Copa Mundial Sub-17 de la FIFA Emiratos Árabes Unidos 2013

06 - 28 octubre

Copa Mundial Sub-17 de la FIFA 2013

Los héroes nigerianos bailan de alegría

© Getty Images

Quienes hayan tenido la gran suerte de ver jugar a los nigerianos en la Copa Mundial Sub-17 de la FIFA no olvidarán fácilmente su fútbol elegante y fluido. Tampoco podrán borrar de su mente la forma en la que bailaron tras el pitido final en Abu Dabi.

“No tengo palabras para describir este momento”, confesó a FIFA.com Abdullahi Alfa, bailando literalmente dentro de una camiseta con el número 8, que le quedaba demasiado grande, de camino a los vestuarios. “Por eso bailamos. Es una manera, la mejor manera, de expresar la felicidad que sentimos”, continuó con una sonrisa inmensa dibujada en su joven rostro. “Voy a contarle un secreto: soy el mejor bailarín del grupo. Todos los saben”.

Alfa se topó en el círculo central con una gran competencia por ese título al final del triunfo sobre México (3-0). Se notaba una libertad absoluta en los movimientos de los nigerianos; en la manera en la que danzaban al unísono al ritmo de los acordes del bajo que sonaba por la megafonía del estadio Mohammad Bin Zayed. Se tiraban al suelo riendo. Se abrazaban e intentaban alzar en hombros a su seleccionador, Manu Garba, sin demasiada suerte. Los directivos de la competición trataban de rodear a los jugadores, acorralarlos para entregarles los trofeos y cumplir con sus deberes oficiales. Los nigerianos, resbaladizos y en pleno meneo de caderas, no se lo pusieron fácil a los del traje.

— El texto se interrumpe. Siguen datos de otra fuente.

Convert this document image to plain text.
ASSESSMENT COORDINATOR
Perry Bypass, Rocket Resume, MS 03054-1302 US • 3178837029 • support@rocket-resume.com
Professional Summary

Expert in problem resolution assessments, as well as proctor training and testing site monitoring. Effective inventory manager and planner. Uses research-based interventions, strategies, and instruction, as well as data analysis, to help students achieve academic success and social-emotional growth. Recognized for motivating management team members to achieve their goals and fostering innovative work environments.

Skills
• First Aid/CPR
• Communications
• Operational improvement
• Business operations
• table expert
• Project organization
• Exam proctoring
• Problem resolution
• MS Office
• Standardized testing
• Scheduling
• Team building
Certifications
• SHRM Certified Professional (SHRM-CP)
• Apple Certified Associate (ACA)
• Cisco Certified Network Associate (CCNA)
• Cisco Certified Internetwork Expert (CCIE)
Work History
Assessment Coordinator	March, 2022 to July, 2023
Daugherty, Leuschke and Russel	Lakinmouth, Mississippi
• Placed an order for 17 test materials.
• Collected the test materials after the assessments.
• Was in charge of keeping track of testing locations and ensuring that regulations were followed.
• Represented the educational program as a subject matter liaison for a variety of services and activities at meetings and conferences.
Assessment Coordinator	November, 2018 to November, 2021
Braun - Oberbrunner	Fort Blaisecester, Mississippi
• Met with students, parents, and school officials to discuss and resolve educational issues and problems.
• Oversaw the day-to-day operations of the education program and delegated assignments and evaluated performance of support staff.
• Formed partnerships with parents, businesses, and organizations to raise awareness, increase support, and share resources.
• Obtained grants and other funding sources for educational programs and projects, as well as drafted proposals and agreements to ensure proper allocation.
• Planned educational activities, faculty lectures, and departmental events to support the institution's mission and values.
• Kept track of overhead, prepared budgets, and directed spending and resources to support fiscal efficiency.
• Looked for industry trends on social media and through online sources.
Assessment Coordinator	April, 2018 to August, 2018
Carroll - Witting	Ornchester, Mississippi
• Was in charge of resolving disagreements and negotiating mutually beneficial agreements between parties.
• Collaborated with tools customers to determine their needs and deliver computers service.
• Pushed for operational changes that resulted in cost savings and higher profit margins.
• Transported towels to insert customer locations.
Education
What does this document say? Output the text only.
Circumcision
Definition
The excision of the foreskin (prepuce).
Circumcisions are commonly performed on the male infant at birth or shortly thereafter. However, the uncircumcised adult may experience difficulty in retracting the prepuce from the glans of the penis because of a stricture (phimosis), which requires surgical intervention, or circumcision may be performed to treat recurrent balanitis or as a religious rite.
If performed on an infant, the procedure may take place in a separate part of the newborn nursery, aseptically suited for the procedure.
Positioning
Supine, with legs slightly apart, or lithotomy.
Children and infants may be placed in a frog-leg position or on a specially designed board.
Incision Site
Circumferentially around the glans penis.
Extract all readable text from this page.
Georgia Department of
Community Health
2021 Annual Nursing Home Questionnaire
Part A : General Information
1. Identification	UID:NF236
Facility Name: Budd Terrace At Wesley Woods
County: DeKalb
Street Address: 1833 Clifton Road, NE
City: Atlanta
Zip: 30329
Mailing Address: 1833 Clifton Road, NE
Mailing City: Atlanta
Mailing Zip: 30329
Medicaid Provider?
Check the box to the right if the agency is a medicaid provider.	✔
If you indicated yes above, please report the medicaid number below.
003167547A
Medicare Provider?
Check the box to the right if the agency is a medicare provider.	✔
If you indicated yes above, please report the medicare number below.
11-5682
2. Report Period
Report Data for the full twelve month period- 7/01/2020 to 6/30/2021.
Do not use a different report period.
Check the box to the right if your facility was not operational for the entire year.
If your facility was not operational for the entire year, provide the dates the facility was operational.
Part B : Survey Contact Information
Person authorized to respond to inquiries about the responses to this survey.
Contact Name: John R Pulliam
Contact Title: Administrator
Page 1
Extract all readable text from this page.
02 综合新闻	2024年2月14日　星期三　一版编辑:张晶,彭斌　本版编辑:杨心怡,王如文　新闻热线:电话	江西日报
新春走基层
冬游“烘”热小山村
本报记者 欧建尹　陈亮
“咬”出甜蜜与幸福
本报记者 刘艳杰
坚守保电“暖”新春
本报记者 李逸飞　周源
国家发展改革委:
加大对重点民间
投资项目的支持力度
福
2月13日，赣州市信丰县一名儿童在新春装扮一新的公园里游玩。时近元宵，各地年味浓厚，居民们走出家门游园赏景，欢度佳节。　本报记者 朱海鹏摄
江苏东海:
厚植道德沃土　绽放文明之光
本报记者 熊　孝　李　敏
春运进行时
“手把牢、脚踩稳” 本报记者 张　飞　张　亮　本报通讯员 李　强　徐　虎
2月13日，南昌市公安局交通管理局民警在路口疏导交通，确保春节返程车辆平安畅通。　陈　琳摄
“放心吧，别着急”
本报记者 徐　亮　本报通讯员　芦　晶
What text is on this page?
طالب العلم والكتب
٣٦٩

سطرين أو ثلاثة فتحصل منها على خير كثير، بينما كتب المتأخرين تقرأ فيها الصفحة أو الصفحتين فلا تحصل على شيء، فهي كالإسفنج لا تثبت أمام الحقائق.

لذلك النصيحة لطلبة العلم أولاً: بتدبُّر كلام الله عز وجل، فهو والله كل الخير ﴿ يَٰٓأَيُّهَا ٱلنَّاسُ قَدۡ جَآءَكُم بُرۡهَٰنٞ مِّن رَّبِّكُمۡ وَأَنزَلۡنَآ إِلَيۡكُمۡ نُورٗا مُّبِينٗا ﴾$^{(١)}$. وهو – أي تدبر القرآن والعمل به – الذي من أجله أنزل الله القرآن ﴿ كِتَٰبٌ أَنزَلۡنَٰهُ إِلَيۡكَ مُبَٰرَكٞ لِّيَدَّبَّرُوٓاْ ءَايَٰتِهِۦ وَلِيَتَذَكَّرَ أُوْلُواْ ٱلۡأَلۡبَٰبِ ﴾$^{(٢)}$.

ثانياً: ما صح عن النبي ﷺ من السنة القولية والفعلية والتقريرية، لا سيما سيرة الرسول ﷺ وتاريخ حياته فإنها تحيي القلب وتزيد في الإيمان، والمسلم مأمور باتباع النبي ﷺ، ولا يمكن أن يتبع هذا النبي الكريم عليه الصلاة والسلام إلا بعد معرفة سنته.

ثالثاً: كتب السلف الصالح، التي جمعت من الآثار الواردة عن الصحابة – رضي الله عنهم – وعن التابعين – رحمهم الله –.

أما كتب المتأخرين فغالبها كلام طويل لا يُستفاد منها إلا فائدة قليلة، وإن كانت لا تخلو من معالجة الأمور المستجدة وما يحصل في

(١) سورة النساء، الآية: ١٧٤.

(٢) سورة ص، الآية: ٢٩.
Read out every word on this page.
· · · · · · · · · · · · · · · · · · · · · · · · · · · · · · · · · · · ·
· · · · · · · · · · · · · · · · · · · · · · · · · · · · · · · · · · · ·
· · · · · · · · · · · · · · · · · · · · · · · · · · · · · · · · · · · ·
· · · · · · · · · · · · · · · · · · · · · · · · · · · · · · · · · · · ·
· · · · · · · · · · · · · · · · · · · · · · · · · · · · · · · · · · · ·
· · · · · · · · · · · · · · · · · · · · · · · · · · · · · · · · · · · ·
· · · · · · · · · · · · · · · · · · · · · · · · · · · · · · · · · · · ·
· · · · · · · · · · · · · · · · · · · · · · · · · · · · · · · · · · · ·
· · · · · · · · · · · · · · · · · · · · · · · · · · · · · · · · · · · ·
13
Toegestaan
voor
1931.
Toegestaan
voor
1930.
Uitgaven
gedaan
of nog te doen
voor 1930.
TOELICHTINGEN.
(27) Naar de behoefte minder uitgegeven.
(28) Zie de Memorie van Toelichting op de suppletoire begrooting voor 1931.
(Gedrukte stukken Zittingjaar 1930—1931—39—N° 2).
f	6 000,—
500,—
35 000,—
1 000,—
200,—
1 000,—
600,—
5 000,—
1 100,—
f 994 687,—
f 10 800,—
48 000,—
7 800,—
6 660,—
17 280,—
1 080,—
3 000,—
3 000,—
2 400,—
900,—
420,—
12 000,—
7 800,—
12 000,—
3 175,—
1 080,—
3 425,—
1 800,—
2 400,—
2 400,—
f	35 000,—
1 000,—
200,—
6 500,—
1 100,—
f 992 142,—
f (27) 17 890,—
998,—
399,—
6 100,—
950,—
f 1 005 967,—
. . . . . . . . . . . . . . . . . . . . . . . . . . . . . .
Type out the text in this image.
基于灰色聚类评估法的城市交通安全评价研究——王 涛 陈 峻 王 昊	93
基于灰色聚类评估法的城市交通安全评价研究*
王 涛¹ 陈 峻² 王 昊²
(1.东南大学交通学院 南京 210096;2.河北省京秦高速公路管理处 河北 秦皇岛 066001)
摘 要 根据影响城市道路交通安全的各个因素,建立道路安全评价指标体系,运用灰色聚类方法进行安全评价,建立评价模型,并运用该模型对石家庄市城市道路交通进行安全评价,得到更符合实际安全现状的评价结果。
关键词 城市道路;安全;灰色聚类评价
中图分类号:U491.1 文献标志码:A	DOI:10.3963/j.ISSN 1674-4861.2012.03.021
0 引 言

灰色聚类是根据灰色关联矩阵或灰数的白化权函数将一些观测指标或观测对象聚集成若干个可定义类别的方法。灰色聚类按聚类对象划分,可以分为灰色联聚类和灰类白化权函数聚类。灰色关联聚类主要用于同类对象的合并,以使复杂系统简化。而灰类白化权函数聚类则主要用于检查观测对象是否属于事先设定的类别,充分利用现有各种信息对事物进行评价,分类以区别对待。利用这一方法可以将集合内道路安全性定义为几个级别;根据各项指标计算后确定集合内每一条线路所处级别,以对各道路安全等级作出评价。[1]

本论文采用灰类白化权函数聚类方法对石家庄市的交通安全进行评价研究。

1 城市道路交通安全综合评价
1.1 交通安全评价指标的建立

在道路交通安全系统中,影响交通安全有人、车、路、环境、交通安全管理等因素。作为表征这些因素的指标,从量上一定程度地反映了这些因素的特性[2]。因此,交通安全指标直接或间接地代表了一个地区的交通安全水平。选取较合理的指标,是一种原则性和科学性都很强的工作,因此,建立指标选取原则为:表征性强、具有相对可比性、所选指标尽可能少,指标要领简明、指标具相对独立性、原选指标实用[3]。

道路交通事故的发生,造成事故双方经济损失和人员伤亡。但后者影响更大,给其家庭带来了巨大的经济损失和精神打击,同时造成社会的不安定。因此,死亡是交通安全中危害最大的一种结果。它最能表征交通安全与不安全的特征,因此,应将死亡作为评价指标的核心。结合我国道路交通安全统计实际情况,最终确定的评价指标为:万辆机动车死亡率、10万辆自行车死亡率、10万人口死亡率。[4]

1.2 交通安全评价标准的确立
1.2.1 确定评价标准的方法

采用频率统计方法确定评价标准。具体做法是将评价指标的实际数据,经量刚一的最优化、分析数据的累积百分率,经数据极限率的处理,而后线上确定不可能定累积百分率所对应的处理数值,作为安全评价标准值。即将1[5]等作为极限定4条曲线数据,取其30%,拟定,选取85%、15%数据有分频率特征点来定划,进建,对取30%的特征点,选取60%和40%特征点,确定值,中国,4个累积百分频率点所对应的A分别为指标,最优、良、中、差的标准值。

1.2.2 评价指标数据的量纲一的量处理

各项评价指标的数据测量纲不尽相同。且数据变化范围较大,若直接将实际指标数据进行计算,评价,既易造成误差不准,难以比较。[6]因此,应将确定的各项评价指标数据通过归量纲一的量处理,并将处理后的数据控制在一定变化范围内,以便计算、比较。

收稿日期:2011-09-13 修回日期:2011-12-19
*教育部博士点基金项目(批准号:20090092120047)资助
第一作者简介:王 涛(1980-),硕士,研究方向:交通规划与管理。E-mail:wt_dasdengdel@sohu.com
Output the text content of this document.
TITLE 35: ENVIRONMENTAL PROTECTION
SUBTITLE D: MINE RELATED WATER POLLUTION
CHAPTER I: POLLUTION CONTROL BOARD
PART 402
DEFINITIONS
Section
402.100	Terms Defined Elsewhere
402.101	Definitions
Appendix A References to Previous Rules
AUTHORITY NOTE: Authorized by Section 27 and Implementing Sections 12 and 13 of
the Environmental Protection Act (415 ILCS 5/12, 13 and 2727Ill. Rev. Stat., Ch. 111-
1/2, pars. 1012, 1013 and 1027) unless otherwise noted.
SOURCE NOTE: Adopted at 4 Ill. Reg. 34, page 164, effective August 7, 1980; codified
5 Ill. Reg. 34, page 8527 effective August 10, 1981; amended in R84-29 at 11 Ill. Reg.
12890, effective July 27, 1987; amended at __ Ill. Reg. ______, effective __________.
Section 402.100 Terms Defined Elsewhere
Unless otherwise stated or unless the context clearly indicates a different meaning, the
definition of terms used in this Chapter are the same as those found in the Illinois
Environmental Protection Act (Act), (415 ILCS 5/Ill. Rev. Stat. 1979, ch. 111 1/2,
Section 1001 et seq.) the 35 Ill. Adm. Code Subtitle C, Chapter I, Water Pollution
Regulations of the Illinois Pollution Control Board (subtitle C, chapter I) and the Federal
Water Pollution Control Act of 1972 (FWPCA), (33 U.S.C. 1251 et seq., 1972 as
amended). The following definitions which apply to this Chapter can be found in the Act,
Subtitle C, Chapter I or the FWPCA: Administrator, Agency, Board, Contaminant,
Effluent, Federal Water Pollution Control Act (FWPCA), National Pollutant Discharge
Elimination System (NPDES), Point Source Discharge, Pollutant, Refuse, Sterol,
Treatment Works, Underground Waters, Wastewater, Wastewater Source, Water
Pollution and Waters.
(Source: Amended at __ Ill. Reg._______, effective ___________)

El baile siguió en el vestuario, donde los jugadores, con casi todos los premios que se podían conquistar hoy, posaban para las fotos y llamaban por teléfono a sus familiares. Musa Yahaya, una revelación de talento en estado puro en el mediocampo, no pudo resistir el impulso de dar patadas a lo que se terciara y la emprendió con una botella vacía de Coca-Cola. “Estoy encantado de haber cumplido con la parte que me correspondía”, comentó el capitán del equipo, Musa Muhammed, autor de un tiro libre impresionante y del pase de otro gol en la final. “He ayudado a mi equipo a ganar un Mundial; me siento como en un sueño. No habríamos conseguido nada sin el apoyo de nuestros compatriotas”.

La fiesta interminableDerrochaba tanta energía en aquella sala que costaba creer que el muchacho acabara de jugar los 90 minutos de un partido. El gigante Dele Alampasuu no dejaba de pasearse por la habitación besando sin cesar el Guante de Oro al mejor guardameta de la competición que acababa de ganar. “Estábamos seguros de que triunfaríamos, pero ahora que lo hemos conseguido sentimos una sensación muy diferente, una sensación de libertad”, declaró con una voz suave que no parecía corresponderse con tamaña corpulencia. “No sólo lo hemos hecho por Nigeria: me siento orgulloso de ser africano y deseo enviar todo mi amor a mi país”.

Y seguía la fiesta. Ninguno de los jugadores nigerianos quería montarse en el autocar. Hubo tiempo para otro abrazo del entrenador, para otra broma con un compañero, para saborear unos segundos más el momento más importante de sus jóvenes vidas. “Estoy muy, muy, muy emocionado”, comentó Taiwo Awoniyi, el altísimo delantero que llegó a los Emiratos Árabes Unidos como suplente y terminó jugando en seis de los siete partidos de Nigeria, en los que anotó cuatro goles. “Lo único que he tratado de hacer ha sido correr y correr para ayudar a mis compañeros y meterme en situaciones difíciles para que pudiéramos solucionarlas como equipo. Sólo he querido aportar cosas al equipo pero, si me surgía una oportunidad, la aprovechaba”.

Awoniyi visitó una sudadera de manga larga bajo la camiseta en la final e inmediatamente se puso un pesado abrigo tras el partido. Siempre tiene frío, y se ríe cuando se le comenta. No en vano, estamos en pleno desierto. Su risa se intensifica al pensar en lo que él y sus compañeros han conseguido en los Emiratos. “Ni siquiera sabía si iba a jugar, y ahora no puedo creerme que nos hayamos proclamado campeones del mundo”.

Seguían los bailes. También las fotos y las poses. Algunos de los muchachos rezaban a Alá de rodillas en un rincón. Todo el vestuario era pura alegría, una alegría que estos jóvenes tardarán en olvidar. “Siento un millón de sentimientos diferentes a la vez”, señaló extasiado el número 10 del equipo, Kelechi Iheanacho, mejor jugador del torneo, antes de unirse a sus compañeros en la gran juerga.